Abstract: A classical setting of graph clustering consists of partitioning the vertices of a graph into tight-knit clusters. Nowadays, the underlying challenge is frequently called the "community detection problem" due to its numerous applications in diverse domains such as sociology, neuroscience, bibliography and recommender systems, just to name a few. A benchmark model for graph clustering problem is a Stochastic Block Model (SBM), which is an inhomogeneous version of the Erdos-Renyi random graph. In this talk I discuss several generalizations of SBM that go beyond binary interactions modelled by simple graphs. Specifically, I consider a network, where the observed interactions belong to a general measurable interaction space. This can represent categorical and vector-valued interactions, including time series or spatial point patterns. I present sharp information-theoretic criteria for the strong cluster recovery in terms of data sparsity, the statistical similarity between intra- and inter-block interaction distributions, and the shape and size of the interaction space. This general framework makes it possible to study temporal networks when both the number of nodes and the time horizon go to infinity, and when the temporal interaction patterns are correlated over time. An efficient spectral algorithm to recover clusters will be presented and demonstrated on real-life and synthetic network examples. In some applications, the framework of hypergraphs is more appropriate than the framework of simplegraphs or even graphs with weighted edges. The recovery conditions for the hypergraph clustering are also available and will be discussed if time permits.
This talk is based on a series of joint works with M. Dreveton (EPFL), K. Alaluusua and L. Leskela (Aalto University), and V. Kumar (Inria).

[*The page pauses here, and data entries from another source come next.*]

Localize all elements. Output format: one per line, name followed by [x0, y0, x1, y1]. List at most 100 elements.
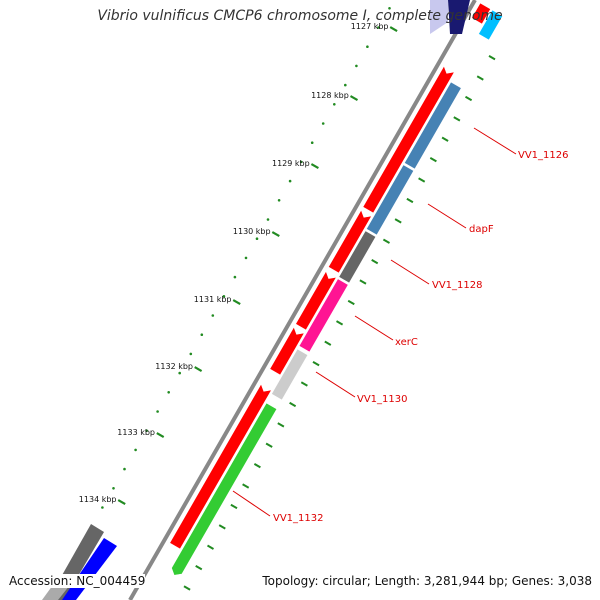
gene-arrow-red — [471, 2, 492, 25]
inner-tick — [336, 320, 344, 326]
inner-tick — [230, 503, 238, 510]
inner-tick — [265, 442, 273, 448]
scale-dot — [156, 410, 159, 413]
gene-dapf — [365, 164, 415, 236]
inner-tick — [195, 565, 203, 571]
scale-dot — [277, 199, 281, 202]
inner-tick — [289, 401, 297, 408]
scale-dot — [244, 256, 248, 260]
gene-features — [42, 0, 504, 600]
gene-top-navy — [448, 0, 470, 34]
inner-tick — [277, 422, 285, 428]
scale-dot — [388, 7, 391, 10]
scale-dot — [178, 371, 181, 375]
inner-tick — [441, 136, 449, 142]
gene-arrow-red — [327, 209, 373, 274]
scale-dot — [233, 275, 237, 279]
scale-dot — [255, 237, 259, 240]
kbp-tick-mark — [194, 366, 203, 373]
inner-tick-marks — [183, 55, 496, 591]
scale-dot — [355, 64, 358, 68]
gene-label-leader — [315, 371, 356, 398]
gene-label: dapF — [469, 224, 494, 235]
scale-dot — [167, 391, 170, 394]
gene-vv1-1126 — [403, 81, 462, 170]
scale-dot — [288, 179, 292, 183]
gene-vv1-1132 — [171, 402, 278, 576]
inner-tick — [371, 259, 379, 265]
inner-tick — [183, 585, 191, 591]
gene-vv1-1128 — [338, 230, 377, 284]
gene-label: xerC — [395, 337, 418, 348]
kbp-tick-label: 1128 kbp — [311, 91, 349, 100]
scale-dot — [211, 314, 215, 317]
kbp-tick-mark — [310, 163, 319, 170]
inner-tick — [418, 177, 426, 183]
accession-text: Accession: NC_004459 — [9, 574, 146, 588]
inner-tick — [347, 299, 355, 306]
inner-tick — [253, 463, 261, 469]
kbp-tick-mark — [389, 26, 398, 33]
kbp-tick-mark — [156, 432, 165, 439]
scale-dot — [134, 448, 137, 452]
kbp-tick-label: 1131 kbp — [194, 295, 232, 304]
kbp-tick-label: 1132 kbp — [155, 362, 193, 371]
inner-tick — [429, 157, 437, 163]
scale-dot — [266, 218, 270, 221]
map-title: Vibrio vulnificus CMCP6 chromosome I, co… — [97, 8, 503, 24]
kbp-tick-mark — [349, 95, 359, 102]
gene-arrow-red — [169, 383, 273, 550]
kbp-tick-mark — [117, 499, 126, 506]
scale-dot — [200, 333, 204, 337]
inner-tick — [453, 116, 461, 122]
scale-dot — [222, 295, 226, 298]
kbp-tick-label: 1134 kbp — [79, 495, 117, 504]
scale-dot — [123, 467, 126, 471]
gene-arrow-red — [362, 65, 455, 214]
gene-top-cyan — [478, 9, 504, 41]
inner-tick — [312, 361, 320, 367]
kbp-tick-label: 1133 kbp — [117, 428, 155, 437]
gene-label-leader — [232, 490, 271, 517]
gene-label: VV1_1130 — [357, 394, 408, 405]
gene-arrow-red — [269, 326, 305, 376]
gene-label-leader — [473, 127, 517, 155]
scale-dot — [112, 487, 115, 490]
scale-dot — [377, 26, 380, 29]
inner-tick — [324, 340, 332, 346]
gene-xerc — [298, 278, 349, 353]
inner-tick — [394, 218, 402, 224]
gene-label: VV1_1132 — [273, 513, 324, 524]
kbp-tick-mark — [232, 299, 241, 306]
summary-text: Topology: circular; Length: 3,281,944 bp… — [262, 574, 592, 588]
inner-tick — [359, 279, 367, 285]
kbp-tick-mark — [271, 231, 280, 238]
gene-labels: VV1_1126 dapF VV1_1128 xerC VV1_1130 VV1_1132 — [232, 127, 569, 524]
inner-tick — [382, 238, 390, 244]
scale-dot — [189, 352, 193, 356]
gene-label-leader — [354, 315, 394, 341]
kbp-scale: 1127 kbp 1128 kbp 1129 kbp 1130 kbp 1131 kbp… — [79, 22, 398, 506]
kbp-tick-label: 1127 kbp — [351, 22, 389, 31]
inner-tick — [476, 75, 484, 81]
inner-tick — [242, 483, 250, 489]
inner-tick — [465, 95, 473, 102]
scale-dot — [333, 103, 336, 106]
inner-tick — [218, 524, 226, 530]
gene-label: VV1_1126 — [518, 150, 569, 161]
scale-dot — [321, 122, 325, 125]
gene-vv1-1130 — [271, 348, 309, 401]
scale-dot — [310, 141, 314, 144]
scale-dot — [344, 83, 347, 87]
gene-label-leader — [390, 259, 430, 285]
gene-label: VV1_1128 — [432, 280, 483, 291]
scale-dot — [299, 160, 303, 164]
scale-dot — [366, 45, 369, 48]
inner-tick — [488, 55, 496, 61]
chromosome-backbone — [128, 0, 477, 600]
kbp-tick-label: 1130 kbp — [233, 227, 271, 236]
inner-tick — [300, 381, 308, 387]
gene-arrow-red — [295, 270, 337, 331]
scale-dot — [101, 506, 104, 509]
inner-tick — [206, 544, 215, 550]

Short Bio: Konstantin Avrachenkov received his Master degree in Control Theory from St. Petersburg State Polytechnic University (1996), Ph.D. degree in Mathematics from University of South Australia (2000) and Habilitation from University of Nice Sophia Antipolis (2010). Currently, he is a Director of Research at Inria Sophia Antipolis, France. He is an associate editor of Probability in the Engineering and Informational Sciences, ACM TOMPECS, Stochastic Models and IEEE Network Magazine. Konstantin has co-authored two books “Analytic Perturbation Theory and its Applications”, SIAM, 2013 and “Statistical Analysis of Networks”, Now Publishers, 2022. He has won 5 best paper awards. His main theoretical research interests are Markov chains, Markov decision processes, random graphs and singular perturbations. He applies these methodological tools to the modeling and control of networks, and to design data mining and machine learning algorithms.